Workers are exposed to toxins and dangerous chemicals on a daily basis, which can result in various types of injuries or illnesses, some of them fatal. These toxic substances can take various forms: gases, liquids, solids, and suspended particles.
The most common toxic materials include asbestos, mercury, lead, ammonia, benzene, and others. The main routes of exposure to the body are usually inhalation, contact with the skin (or eyes), and ingestion.
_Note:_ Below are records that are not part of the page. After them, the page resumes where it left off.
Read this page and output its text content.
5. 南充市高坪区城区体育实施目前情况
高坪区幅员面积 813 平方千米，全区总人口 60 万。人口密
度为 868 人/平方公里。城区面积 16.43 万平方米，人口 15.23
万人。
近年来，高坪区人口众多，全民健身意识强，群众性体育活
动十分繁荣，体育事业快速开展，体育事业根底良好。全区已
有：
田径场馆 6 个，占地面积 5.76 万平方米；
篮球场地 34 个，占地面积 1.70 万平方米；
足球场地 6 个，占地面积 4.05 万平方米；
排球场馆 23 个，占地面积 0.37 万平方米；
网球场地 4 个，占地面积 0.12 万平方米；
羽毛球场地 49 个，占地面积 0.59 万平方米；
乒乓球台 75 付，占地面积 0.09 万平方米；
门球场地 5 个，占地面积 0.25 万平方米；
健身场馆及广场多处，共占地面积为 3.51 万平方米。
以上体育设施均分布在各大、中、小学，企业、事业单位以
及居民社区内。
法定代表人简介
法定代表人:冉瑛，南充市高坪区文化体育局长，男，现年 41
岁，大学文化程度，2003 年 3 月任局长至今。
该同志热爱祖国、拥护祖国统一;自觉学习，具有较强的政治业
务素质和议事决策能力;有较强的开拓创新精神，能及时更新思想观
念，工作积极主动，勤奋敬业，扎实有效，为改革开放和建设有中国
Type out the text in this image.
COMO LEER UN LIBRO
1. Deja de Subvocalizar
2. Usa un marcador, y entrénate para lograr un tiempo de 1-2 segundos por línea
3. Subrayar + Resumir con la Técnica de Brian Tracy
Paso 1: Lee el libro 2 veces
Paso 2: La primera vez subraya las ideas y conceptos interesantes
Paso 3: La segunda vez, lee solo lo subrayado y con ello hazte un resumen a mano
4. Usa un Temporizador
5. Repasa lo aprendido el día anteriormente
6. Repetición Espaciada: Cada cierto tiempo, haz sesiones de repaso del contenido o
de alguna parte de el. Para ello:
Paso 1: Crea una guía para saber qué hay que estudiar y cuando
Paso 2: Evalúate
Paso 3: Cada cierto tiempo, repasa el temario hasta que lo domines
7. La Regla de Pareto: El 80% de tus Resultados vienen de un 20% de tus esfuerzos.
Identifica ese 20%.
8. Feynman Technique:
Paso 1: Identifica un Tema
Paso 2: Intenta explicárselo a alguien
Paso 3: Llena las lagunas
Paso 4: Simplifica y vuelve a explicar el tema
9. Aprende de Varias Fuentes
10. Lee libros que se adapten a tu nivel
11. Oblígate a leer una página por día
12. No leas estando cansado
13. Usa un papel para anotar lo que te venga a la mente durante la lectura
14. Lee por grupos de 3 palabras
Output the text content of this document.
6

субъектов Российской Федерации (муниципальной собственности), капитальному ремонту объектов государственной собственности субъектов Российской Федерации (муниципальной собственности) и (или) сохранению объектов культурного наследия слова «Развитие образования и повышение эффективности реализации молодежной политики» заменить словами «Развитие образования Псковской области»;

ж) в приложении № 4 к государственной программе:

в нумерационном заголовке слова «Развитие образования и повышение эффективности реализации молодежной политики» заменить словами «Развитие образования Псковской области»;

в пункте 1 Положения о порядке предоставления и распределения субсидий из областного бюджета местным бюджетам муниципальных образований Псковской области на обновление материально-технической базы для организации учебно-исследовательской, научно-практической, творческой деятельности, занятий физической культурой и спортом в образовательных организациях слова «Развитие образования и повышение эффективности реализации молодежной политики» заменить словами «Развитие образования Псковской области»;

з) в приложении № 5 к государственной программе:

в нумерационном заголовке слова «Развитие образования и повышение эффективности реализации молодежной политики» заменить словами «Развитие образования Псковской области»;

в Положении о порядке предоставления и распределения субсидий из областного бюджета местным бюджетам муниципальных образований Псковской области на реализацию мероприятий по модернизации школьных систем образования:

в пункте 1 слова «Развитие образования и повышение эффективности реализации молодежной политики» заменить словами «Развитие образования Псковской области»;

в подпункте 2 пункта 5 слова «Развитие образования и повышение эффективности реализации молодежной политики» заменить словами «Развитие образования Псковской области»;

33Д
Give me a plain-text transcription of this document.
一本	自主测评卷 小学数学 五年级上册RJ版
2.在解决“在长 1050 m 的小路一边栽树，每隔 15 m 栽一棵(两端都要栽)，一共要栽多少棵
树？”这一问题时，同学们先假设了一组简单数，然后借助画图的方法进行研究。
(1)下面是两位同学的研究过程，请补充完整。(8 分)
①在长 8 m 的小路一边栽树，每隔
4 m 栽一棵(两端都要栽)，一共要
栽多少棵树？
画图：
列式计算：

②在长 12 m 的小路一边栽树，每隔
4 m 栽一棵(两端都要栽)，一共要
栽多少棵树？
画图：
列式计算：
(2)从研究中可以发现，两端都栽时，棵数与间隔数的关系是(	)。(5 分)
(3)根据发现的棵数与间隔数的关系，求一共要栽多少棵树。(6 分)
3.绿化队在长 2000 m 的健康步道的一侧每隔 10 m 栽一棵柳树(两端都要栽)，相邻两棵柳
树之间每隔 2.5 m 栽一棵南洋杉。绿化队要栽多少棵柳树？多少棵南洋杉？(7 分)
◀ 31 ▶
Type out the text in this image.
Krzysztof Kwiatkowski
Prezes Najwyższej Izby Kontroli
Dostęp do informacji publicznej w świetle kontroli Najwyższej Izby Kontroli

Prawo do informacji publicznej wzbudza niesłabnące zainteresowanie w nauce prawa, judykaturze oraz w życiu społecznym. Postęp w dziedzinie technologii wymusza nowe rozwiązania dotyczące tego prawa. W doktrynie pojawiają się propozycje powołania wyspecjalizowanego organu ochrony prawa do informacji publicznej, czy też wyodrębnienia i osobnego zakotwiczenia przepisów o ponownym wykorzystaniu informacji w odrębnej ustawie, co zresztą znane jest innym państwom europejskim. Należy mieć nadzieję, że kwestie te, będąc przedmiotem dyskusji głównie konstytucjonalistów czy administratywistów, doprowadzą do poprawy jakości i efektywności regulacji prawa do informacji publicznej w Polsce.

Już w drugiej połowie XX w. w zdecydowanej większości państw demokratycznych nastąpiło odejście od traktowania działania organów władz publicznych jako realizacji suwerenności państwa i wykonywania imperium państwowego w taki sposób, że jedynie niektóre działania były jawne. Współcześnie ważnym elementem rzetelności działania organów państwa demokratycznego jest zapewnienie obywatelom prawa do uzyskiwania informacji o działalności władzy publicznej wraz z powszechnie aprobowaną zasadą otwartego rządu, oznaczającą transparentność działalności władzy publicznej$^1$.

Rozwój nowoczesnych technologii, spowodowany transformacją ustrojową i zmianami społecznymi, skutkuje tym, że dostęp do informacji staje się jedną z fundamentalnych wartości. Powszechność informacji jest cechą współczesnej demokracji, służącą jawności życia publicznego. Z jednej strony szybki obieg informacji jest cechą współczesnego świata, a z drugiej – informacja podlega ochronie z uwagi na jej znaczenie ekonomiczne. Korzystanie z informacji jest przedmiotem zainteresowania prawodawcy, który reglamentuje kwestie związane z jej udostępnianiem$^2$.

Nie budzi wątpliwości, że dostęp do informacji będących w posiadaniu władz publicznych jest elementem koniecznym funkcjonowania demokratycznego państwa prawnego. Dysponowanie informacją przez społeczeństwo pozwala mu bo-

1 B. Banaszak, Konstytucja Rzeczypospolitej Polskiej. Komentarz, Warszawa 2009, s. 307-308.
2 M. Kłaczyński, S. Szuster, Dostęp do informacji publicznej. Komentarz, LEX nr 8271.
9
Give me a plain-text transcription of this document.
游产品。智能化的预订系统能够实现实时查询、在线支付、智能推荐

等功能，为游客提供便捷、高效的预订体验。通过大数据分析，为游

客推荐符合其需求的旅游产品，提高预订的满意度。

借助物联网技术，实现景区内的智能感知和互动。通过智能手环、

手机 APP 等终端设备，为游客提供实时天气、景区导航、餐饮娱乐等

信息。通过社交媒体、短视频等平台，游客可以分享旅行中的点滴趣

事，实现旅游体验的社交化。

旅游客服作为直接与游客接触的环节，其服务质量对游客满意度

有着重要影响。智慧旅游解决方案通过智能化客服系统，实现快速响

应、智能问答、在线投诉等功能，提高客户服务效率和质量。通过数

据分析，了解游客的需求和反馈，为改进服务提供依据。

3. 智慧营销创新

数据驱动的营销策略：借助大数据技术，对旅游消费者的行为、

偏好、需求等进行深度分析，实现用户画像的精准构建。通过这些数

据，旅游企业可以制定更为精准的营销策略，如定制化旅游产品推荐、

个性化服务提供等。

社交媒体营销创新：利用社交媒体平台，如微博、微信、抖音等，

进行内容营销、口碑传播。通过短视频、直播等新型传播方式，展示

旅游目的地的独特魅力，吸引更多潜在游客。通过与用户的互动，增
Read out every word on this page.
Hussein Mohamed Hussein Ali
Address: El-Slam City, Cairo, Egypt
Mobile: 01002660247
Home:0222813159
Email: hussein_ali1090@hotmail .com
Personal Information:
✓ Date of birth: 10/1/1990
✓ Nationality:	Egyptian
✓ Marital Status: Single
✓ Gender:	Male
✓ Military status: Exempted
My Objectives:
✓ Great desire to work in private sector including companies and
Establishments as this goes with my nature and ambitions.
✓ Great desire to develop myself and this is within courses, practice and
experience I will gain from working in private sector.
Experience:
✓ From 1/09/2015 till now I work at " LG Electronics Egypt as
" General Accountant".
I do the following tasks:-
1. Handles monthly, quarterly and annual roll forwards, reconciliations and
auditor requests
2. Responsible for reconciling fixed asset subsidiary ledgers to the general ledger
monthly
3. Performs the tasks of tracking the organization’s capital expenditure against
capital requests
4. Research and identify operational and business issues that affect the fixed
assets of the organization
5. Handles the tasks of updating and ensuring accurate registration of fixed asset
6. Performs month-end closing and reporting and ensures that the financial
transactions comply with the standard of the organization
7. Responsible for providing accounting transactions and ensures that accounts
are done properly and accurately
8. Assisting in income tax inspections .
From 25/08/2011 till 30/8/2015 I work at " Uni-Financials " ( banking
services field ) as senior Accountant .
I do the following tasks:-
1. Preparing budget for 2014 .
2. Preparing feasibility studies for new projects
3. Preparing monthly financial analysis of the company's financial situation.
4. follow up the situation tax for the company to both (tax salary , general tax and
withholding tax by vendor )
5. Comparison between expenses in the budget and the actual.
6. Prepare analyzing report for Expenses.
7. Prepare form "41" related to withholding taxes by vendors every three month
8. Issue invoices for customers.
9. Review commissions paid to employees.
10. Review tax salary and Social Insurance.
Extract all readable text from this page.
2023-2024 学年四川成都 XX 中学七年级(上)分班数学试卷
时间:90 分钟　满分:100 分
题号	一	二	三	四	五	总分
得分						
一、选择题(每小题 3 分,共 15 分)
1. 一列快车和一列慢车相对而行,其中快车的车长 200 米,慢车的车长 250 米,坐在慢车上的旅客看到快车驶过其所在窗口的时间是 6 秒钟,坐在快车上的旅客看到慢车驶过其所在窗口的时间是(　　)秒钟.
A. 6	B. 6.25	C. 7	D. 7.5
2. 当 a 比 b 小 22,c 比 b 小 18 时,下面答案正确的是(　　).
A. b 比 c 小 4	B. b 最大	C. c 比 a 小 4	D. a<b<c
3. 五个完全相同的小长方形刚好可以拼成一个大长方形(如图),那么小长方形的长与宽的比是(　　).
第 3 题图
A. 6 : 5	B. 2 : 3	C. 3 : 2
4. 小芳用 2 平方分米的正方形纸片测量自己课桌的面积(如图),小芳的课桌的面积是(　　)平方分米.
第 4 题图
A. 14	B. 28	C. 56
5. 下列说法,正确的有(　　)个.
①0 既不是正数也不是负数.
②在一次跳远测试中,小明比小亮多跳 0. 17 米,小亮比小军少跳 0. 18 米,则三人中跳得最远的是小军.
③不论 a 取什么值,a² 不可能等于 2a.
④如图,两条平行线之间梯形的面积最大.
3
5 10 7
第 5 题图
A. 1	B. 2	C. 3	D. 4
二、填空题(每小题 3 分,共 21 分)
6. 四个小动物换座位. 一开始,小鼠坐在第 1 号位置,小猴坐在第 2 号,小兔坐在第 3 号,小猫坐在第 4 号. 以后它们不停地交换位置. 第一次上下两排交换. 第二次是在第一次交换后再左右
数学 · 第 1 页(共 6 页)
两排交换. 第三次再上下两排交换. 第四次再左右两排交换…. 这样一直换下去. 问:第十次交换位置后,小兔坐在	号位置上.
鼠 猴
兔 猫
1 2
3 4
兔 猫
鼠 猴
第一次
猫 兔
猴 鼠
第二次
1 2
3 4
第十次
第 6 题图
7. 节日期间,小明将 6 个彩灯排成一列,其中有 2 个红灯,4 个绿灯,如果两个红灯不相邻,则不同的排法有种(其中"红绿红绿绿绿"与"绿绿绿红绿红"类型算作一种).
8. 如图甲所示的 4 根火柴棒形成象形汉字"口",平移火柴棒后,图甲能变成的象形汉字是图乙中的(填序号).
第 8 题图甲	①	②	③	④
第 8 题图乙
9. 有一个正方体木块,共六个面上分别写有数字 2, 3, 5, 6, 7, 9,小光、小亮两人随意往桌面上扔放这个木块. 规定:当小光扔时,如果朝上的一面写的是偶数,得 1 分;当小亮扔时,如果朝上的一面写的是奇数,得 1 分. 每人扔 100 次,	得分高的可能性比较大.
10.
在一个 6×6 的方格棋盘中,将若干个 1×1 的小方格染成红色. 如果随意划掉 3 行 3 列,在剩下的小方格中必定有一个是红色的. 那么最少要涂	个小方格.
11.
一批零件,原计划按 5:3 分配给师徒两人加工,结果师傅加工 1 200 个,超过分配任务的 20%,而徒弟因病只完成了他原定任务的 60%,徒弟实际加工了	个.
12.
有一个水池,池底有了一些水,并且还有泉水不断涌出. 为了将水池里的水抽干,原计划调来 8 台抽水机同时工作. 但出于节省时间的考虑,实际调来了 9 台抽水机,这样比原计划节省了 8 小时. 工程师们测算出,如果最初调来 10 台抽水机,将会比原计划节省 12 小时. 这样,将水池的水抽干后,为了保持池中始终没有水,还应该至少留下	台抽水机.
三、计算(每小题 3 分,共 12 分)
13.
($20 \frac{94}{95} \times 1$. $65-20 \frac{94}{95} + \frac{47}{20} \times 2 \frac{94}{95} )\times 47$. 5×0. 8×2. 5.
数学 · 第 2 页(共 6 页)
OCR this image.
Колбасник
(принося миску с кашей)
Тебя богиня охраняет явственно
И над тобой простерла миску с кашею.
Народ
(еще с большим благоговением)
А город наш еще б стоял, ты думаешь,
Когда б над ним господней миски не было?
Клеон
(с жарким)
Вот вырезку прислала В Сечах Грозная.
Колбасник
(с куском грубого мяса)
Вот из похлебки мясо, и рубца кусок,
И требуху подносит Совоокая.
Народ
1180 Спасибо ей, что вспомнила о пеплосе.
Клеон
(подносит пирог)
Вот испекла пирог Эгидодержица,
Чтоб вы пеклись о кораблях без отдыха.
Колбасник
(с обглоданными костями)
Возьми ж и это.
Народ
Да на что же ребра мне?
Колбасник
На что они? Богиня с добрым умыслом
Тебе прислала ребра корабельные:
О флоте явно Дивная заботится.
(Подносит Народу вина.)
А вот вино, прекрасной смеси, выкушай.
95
Main conditions of exposure to toxic materials
Injuries or illnesses resulting from exposure to toxic materials vary depending on the type and duration of exposure, but generally may include:
- Neurological damage.
- Skin irritations.
- Cancer and leukemia.
- Sight loss.
- Neurological disorders, such as Parkinson’s.
- Headaches, nausea and dizziness.
It is essential that employees affected by any of these illnesses or injuries receive the compensation they deserve. At Meline & Vargas, APC, we believe that you should receive the necessary support to face medical and personal expenses.
It doesn’t matter if your employer has taken all necessary measures; That does not prevent you from presenting your case for injury compensation. Keep in mind that the workers’ compensation system is no-fault; recovery is not based on guilt.